The government was wrong to require a graduate to leave her internship in a museum to stack shelves in a high street shop, a high court judge ruled today.

However, the government had not breached her human right to protection from slavery and forced labour, the judge also ruled.

The judgment, handed down today by Mr Justice Foskett, arose from a judicial review brought by Cait Reilly (pictured), first reported in the Gazette on 26 January.

The review challenged the Jobseeker’s Allowance (Employment, Skills and Enterprise Scheme) Regulations 2011 that had obliged her to leave vocational work experience for a government back-to-work scheme that offered no training or prospect of advancement.

Foskett found that the Department for Work and Pensions (DWP) had failed to comply with 4 (2) of the regulations, which required giving Reilly written details of the scheme, such as a start date, its duration and penalties for not participating.

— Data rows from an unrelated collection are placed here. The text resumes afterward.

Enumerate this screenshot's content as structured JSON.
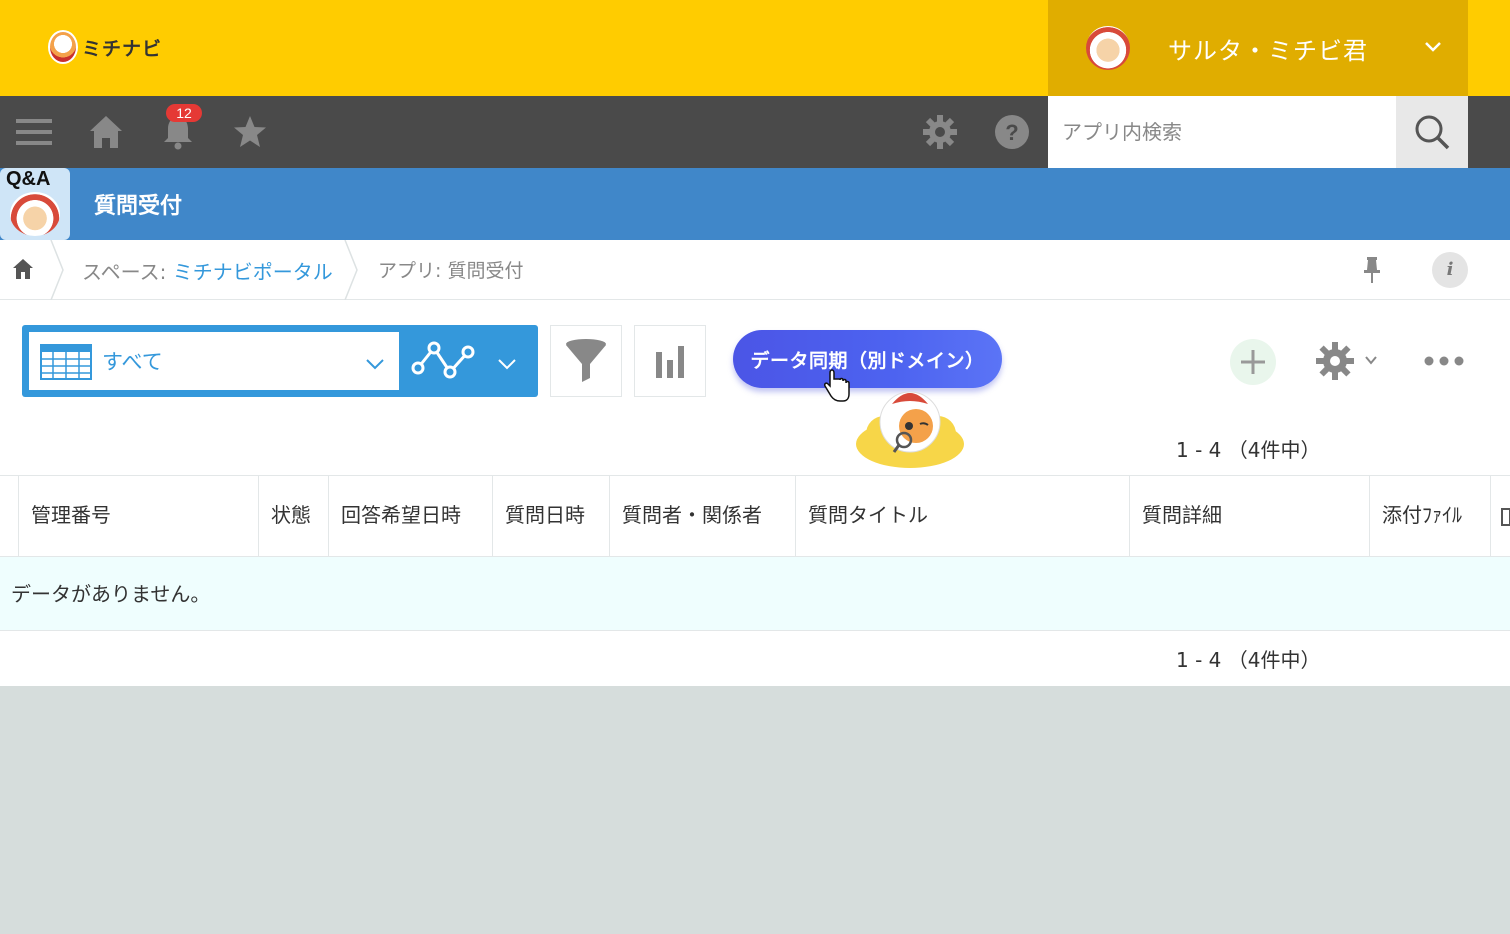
{
  "brand": {
    "name": "ミチナビ"
  },
  "user": {
    "name": "サルタ・ミチビ君"
  },
  "toolbar": {
    "notification_count": "12"
  },
  "search": {
    "placeholder": "アプリ内検索"
  },
  "app": {
    "title": "質問受付",
    "icon_label": "Q&A"
  },
  "breadcrumb": {
    "space_prefix": "スペース: ",
    "space_name": "ミチナビポータル",
    "app_label": "アプリ: 質問受付"
  },
  "view": {
    "selected": "すべて"
  },
  "sync_button": {
    "label": "データ同期（別ドメイン）"
  },
  "pager": {
    "range": "1 - 4 （4件中）"
  },
  "table": {
    "columns": [
      "管理番号",
      "状態",
      "回答希望日時",
      "質問日時",
      "質問者・関係者",
      "質問タイトル",
      "質問詳細",
      "添付ﾌｧｲﾙ"
    ],
    "empty_message": "データがありません。"
  },
  "colors": {
    "brand_yellow": "#ffcc00",
    "user_box": "#e0ad00",
    "toolbar_dark": "#4a4a4a",
    "app_header_blue": "#4087c9",
    "accent_blue": "#3498db",
    "sync_button": "#4d63f0"
  },
  "icons": [
    "menu-icon",
    "home-icon",
    "bell-icon",
    "star-icon",
    "gear-icon",
    "help-icon",
    "search-icon",
    "pin-icon",
    "info-icon",
    "table-view-icon",
    "graph-icon",
    "filter-icon",
    "bar-chart-icon",
    "plus-icon",
    "more-icon"
  ]
}
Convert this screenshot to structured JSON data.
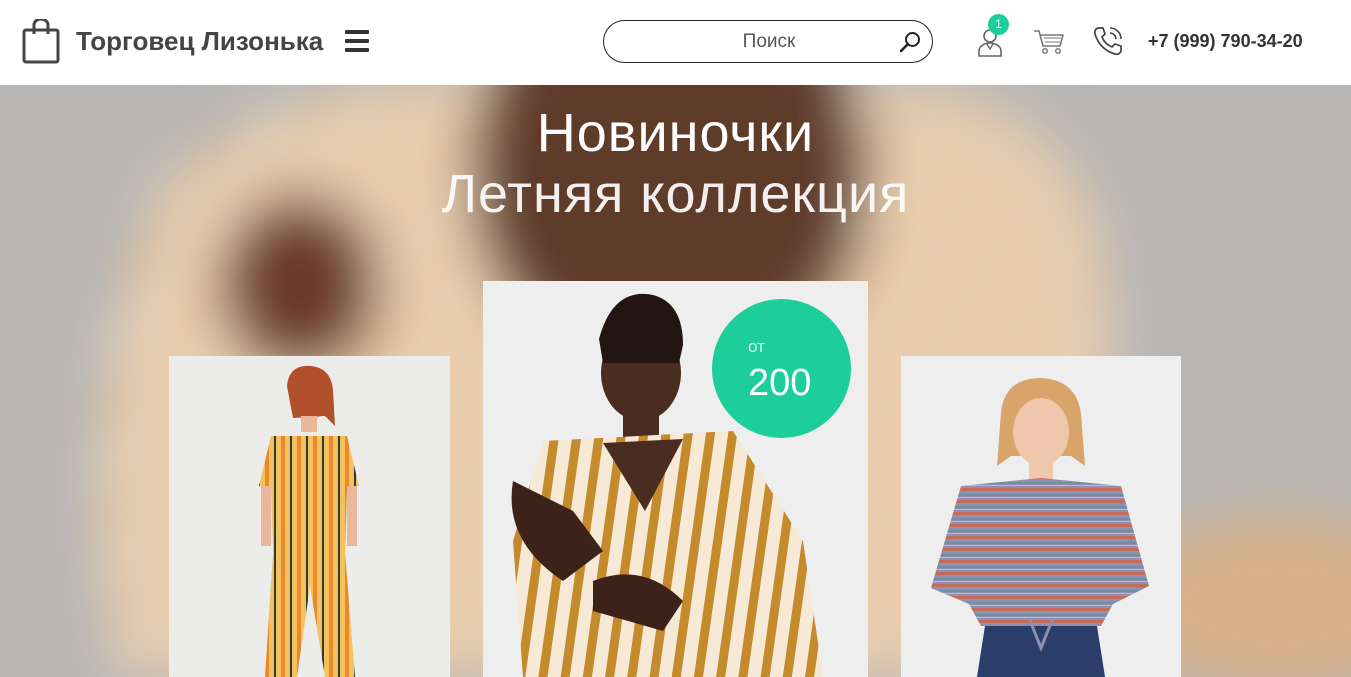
{
  "header": {
    "brand": "Торговец Лизонька",
    "search_placeholder": "Поиск",
    "account_badge": "1",
    "phone": "+7 (999) 790-34-20"
  },
  "hero": {
    "title": "Новиночки",
    "subtitle": "Летняя коллекция",
    "price_prefix": "от",
    "price_value": "200"
  },
  "colors": {
    "accent": "#1dce9a",
    "text_dark": "#444444"
  },
  "icons": [
    "shopping-bag-icon",
    "hamburger-menu-icon",
    "search-icon",
    "user-icon",
    "cart-icon",
    "phone-icon"
  ]
}
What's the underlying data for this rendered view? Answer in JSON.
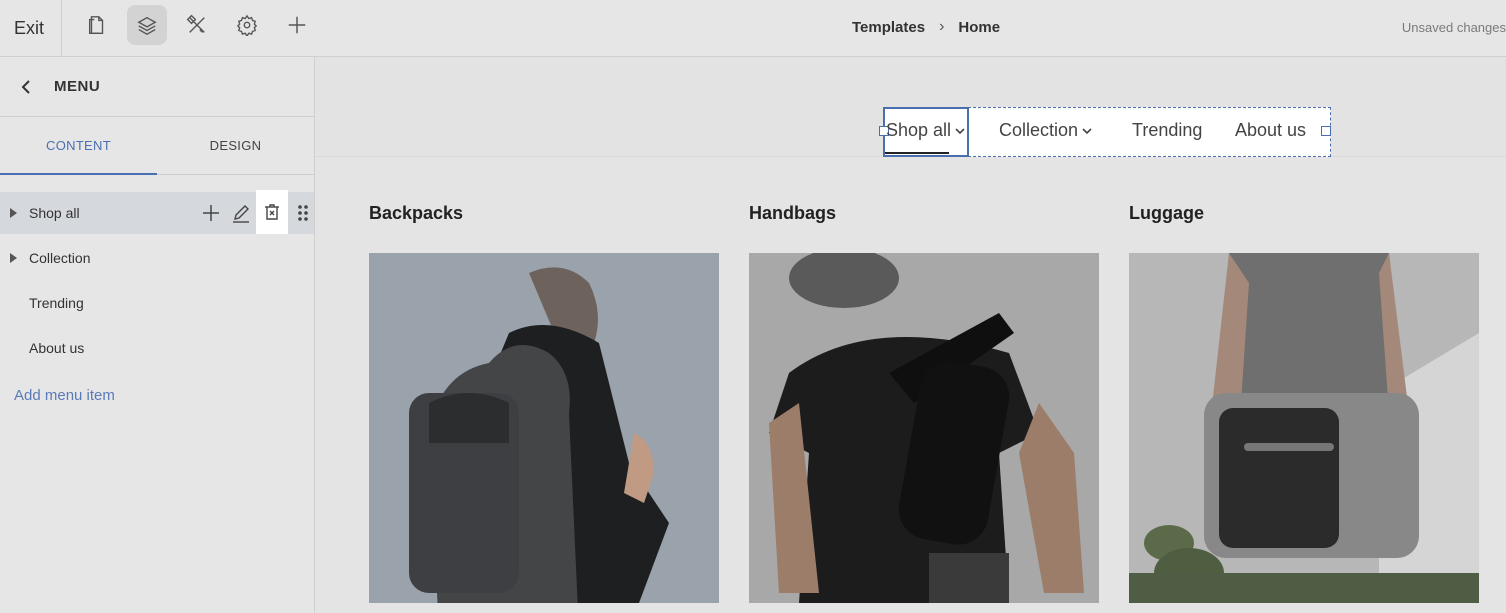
{
  "topbar": {
    "exit_label": "Exit",
    "tools": [
      {
        "icon": "page-icon",
        "active": false
      },
      {
        "icon": "layers-icon",
        "active": true
      },
      {
        "icon": "design-tools-icon",
        "active": false
      },
      {
        "icon": "gear-icon",
        "active": false
      },
      {
        "icon": "plus-icon",
        "active": false
      }
    ],
    "breadcrumb": [
      "Templates",
      "Home"
    ],
    "status": "Unsaved changes"
  },
  "panel": {
    "title": "MENU",
    "tabs": [
      {
        "label": "CONTENT",
        "active": true
      },
      {
        "label": "DESIGN",
        "active": false
      }
    ],
    "items": [
      {
        "label": "Shop all",
        "has_children": true,
        "selected": true
      },
      {
        "label": "Collection",
        "has_children": true,
        "selected": false
      },
      {
        "label": "Trending",
        "has_children": false,
        "selected": false
      },
      {
        "label": "About us",
        "has_children": false,
        "selected": false
      }
    ],
    "add_item_label": "Add menu item"
  },
  "canvas": {
    "nav": [
      {
        "label": "Shop all",
        "dropdown": true,
        "selected": true
      },
      {
        "label": "Collection",
        "dropdown": true
      },
      {
        "label": "Trending",
        "dropdown": false
      },
      {
        "label": "About us",
        "dropdown": false
      }
    ],
    "categories": [
      {
        "title": "Backpacks"
      },
      {
        "title": "Handbags"
      },
      {
        "title": "Luggage"
      }
    ]
  },
  "colors": {
    "accent": "#4a6fb0",
    "overlay_gray": "#e4e4e4"
  }
}
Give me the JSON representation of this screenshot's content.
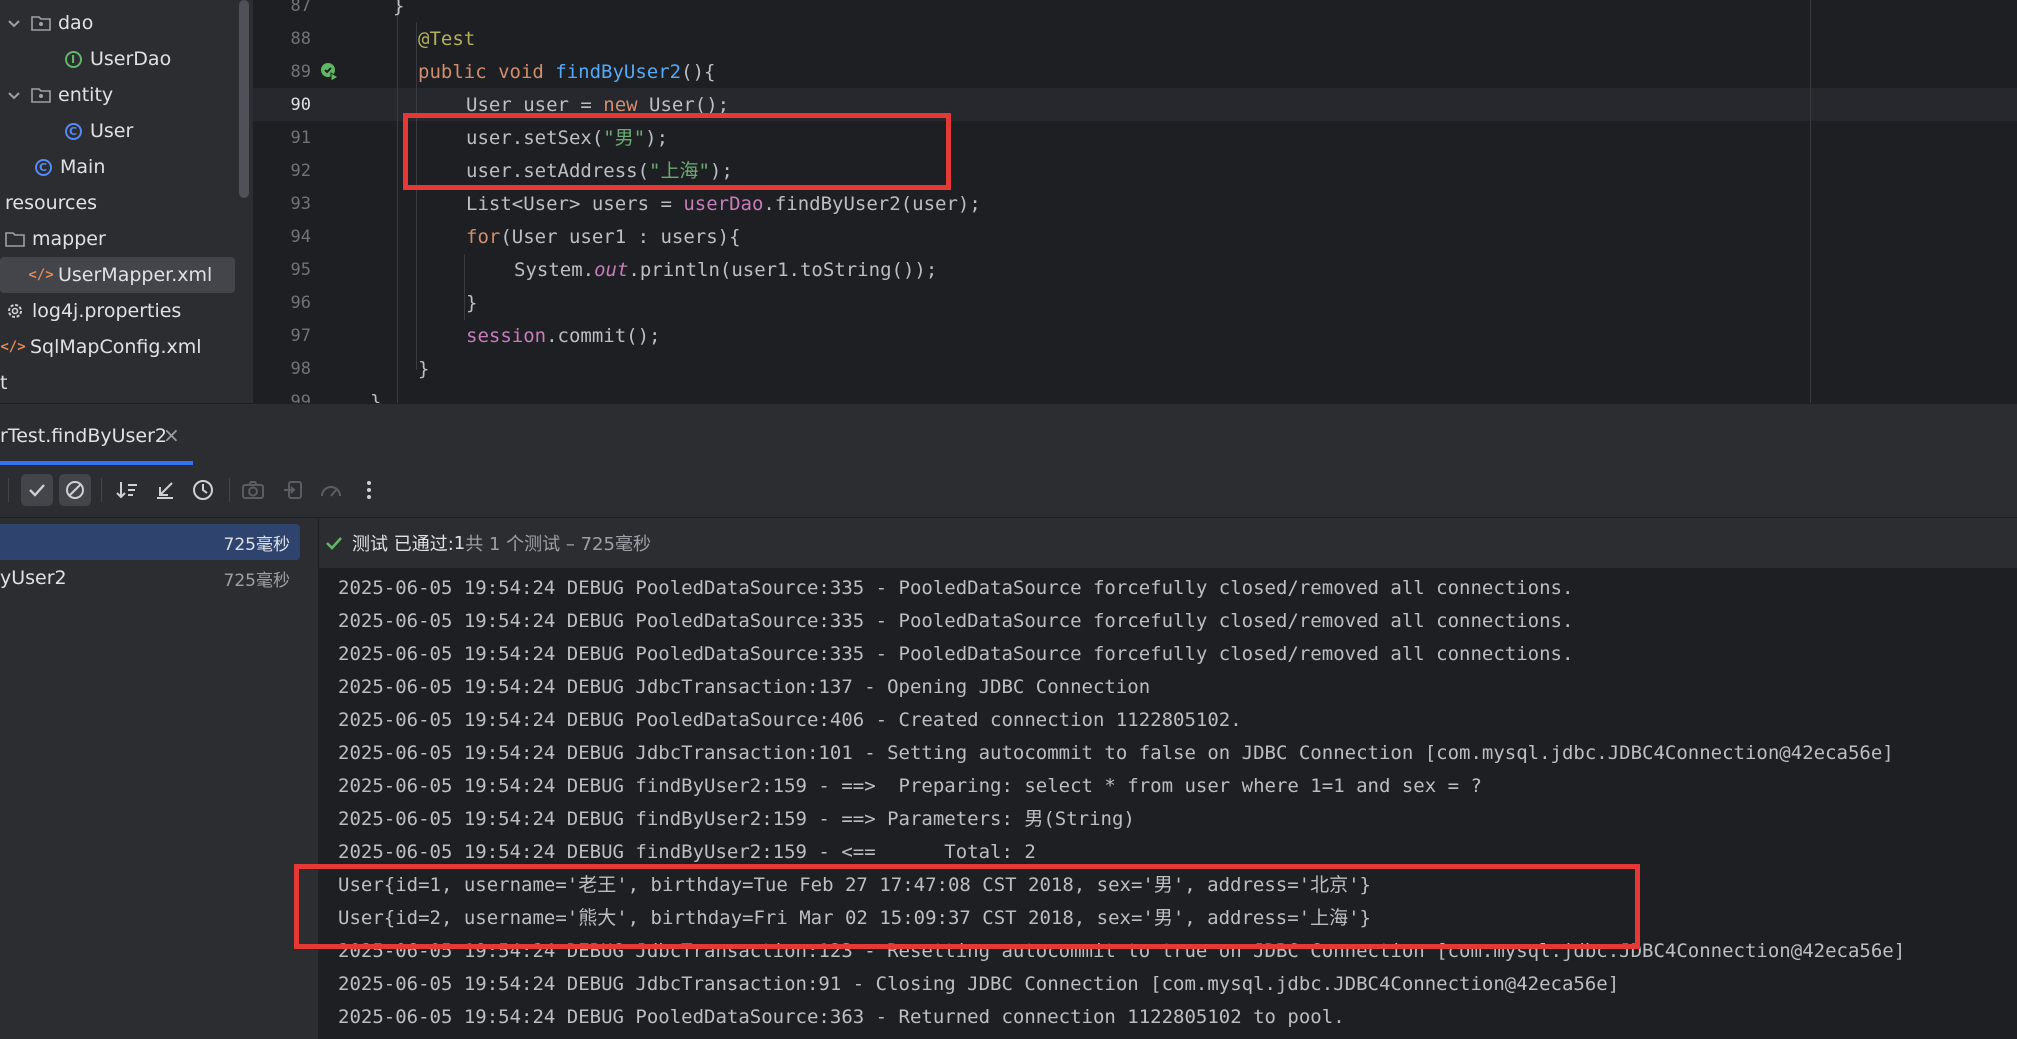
{
  "project_tree": {
    "items": [
      {
        "label": "dao",
        "icon": "package-folder-icon",
        "expanded": true
      },
      {
        "label": "UserDao",
        "icon": "interface-icon"
      },
      {
        "label": "entity",
        "icon": "package-folder-icon",
        "expanded": true
      },
      {
        "label": "User",
        "icon": "class-icon"
      },
      {
        "label": "Main",
        "icon": "runnable-class-icon"
      },
      {
        "label": "resources",
        "icon": "none"
      },
      {
        "label": "mapper",
        "icon": "folder-icon"
      },
      {
        "label": "UserMapper.xml",
        "icon": "xml-file-icon",
        "selected": true
      },
      {
        "label": "log4j.properties",
        "icon": "properties-gear-icon"
      },
      {
        "label": "SqlMapConfig.xml",
        "icon": "xml-file-icon"
      },
      {
        "label": "t",
        "icon": "none"
      }
    ]
  },
  "editor": {
    "line_numbers": [
      "87",
      "88",
      "89",
      "90",
      "91",
      "92",
      "93",
      "94",
      "95",
      "96",
      "97",
      "98",
      "99"
    ],
    "current_line": "90"
  },
  "code": {
    "l87": "}",
    "l88": "@Test",
    "l89_kw": "public void ",
    "l89_fn": "findByUser2",
    "l89_end": "(){",
    "l90_a": "User user = ",
    "l90_kw": "new ",
    "l90_b": "User();",
    "l91_a": "user.setSex(",
    "l91_s": "\"男\"",
    "l91_b": ");",
    "l92_a": "user.setAddress(",
    "l92_s": "\"上海\"",
    "l92_b": ");",
    "l93_a": "List<User> users = ",
    "l93_f": "userDao",
    "l93_b": ".findByUser2(user);",
    "l94_kw": "for",
    "l94_b": "(User user1 : users){",
    "l95_a": "System.",
    "l95_f": "out",
    "l95_b": ".println(user1.toString());",
    "l96": "}",
    "l97_f": "session",
    "l97_b": ".commit();",
    "l98": "}",
    "l99": "}"
  },
  "run_tab": {
    "label": "rTest.findByUser2",
    "close": "×"
  },
  "toolbar": {
    "icons": [
      "check-icon",
      "stop-circle-icon",
      "sort-icon",
      "collapse-icon",
      "clock-history-icon",
      "camera-icon",
      "import-icon",
      "gauge-icon",
      "more-vertical-icon"
    ]
  },
  "test_tree": {
    "rows": [
      {
        "label": "",
        "time": "725毫秒",
        "selected": true
      },
      {
        "label": "yUser2",
        "time": "725毫秒"
      }
    ]
  },
  "status": {
    "prefix": "测试 已通过: ",
    "count": "1",
    "suffix": "共 1 个测试 – 725毫秒"
  },
  "console": {
    "lines": [
      "2025-06-05 19:54:24 DEBUG PooledDataSource:335 - PooledDataSource forcefully closed/removed all connections.",
      "2025-06-05 19:54:24 DEBUG PooledDataSource:335 - PooledDataSource forcefully closed/removed all connections.",
      "2025-06-05 19:54:24 DEBUG PooledDataSource:335 - PooledDataSource forcefully closed/removed all connections.",
      "2025-06-05 19:54:24 DEBUG JdbcTransaction:137 - Opening JDBC Connection",
      "2025-06-05 19:54:24 DEBUG PooledDataSource:406 - Created connection 1122805102.",
      "2025-06-05 19:54:24 DEBUG JdbcTransaction:101 - Setting autocommit to false on JDBC Connection [com.mysql.jdbc.JDBC4Connection@42eca56e]",
      "2025-06-05 19:54:24 DEBUG findByUser2:159 - ==>  Preparing: select * from user where 1=1 and sex = ?",
      "2025-06-05 19:54:24 DEBUG findByUser2:159 - ==> Parameters: 男(String)",
      "2025-06-05 19:54:24 DEBUG findByUser2:159 - <==      Total: 2",
      "User{id=1, username='老王', birthday=Tue Feb 27 17:47:08 CST 2018, sex='男', address='北京'}",
      "User{id=2, username='熊大', birthday=Fri Mar 02 15:09:37 CST 2018, sex='男', address='上海'}",
      "2025-06-05 19:54:24 DEBUG JdbcTransaction:123 - Resetting autocommit to true on JDBC Connection [com.mysql.jdbc.JDBC4Connection@42eca56e]",
      "2025-06-05 19:54:24 DEBUG JdbcTransaction:91 - Closing JDBC Connection [com.mysql.jdbc.JDBC4Connection@42eca56e]",
      "2025-06-05 19:54:24 DEBUG PooledDataSource:363 - Returned connection 1122805102 to pool."
    ]
  },
  "colors": {
    "annotation_box": "#e53935",
    "pass_green": "#5fb865",
    "selection_blue": "#2e436e",
    "tab_underline": "#3574f0"
  }
}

This breach of the regulations meant the DWP had forfeited the power to require Reilly to take part in the scheme or to impose sanctions if she chose not to attend, Foskett ruled.

Foskett found, however, that the government work scheme had not breached article 4 of the European Convention on Human Rights that prohibits slavery and forced labour. The scheme, unlike slavery, was designed to help the unemployed to find employment and was ‘a very long way removed from the kind of colonial exploitation of labour that led to the formulation of article 4’, he said.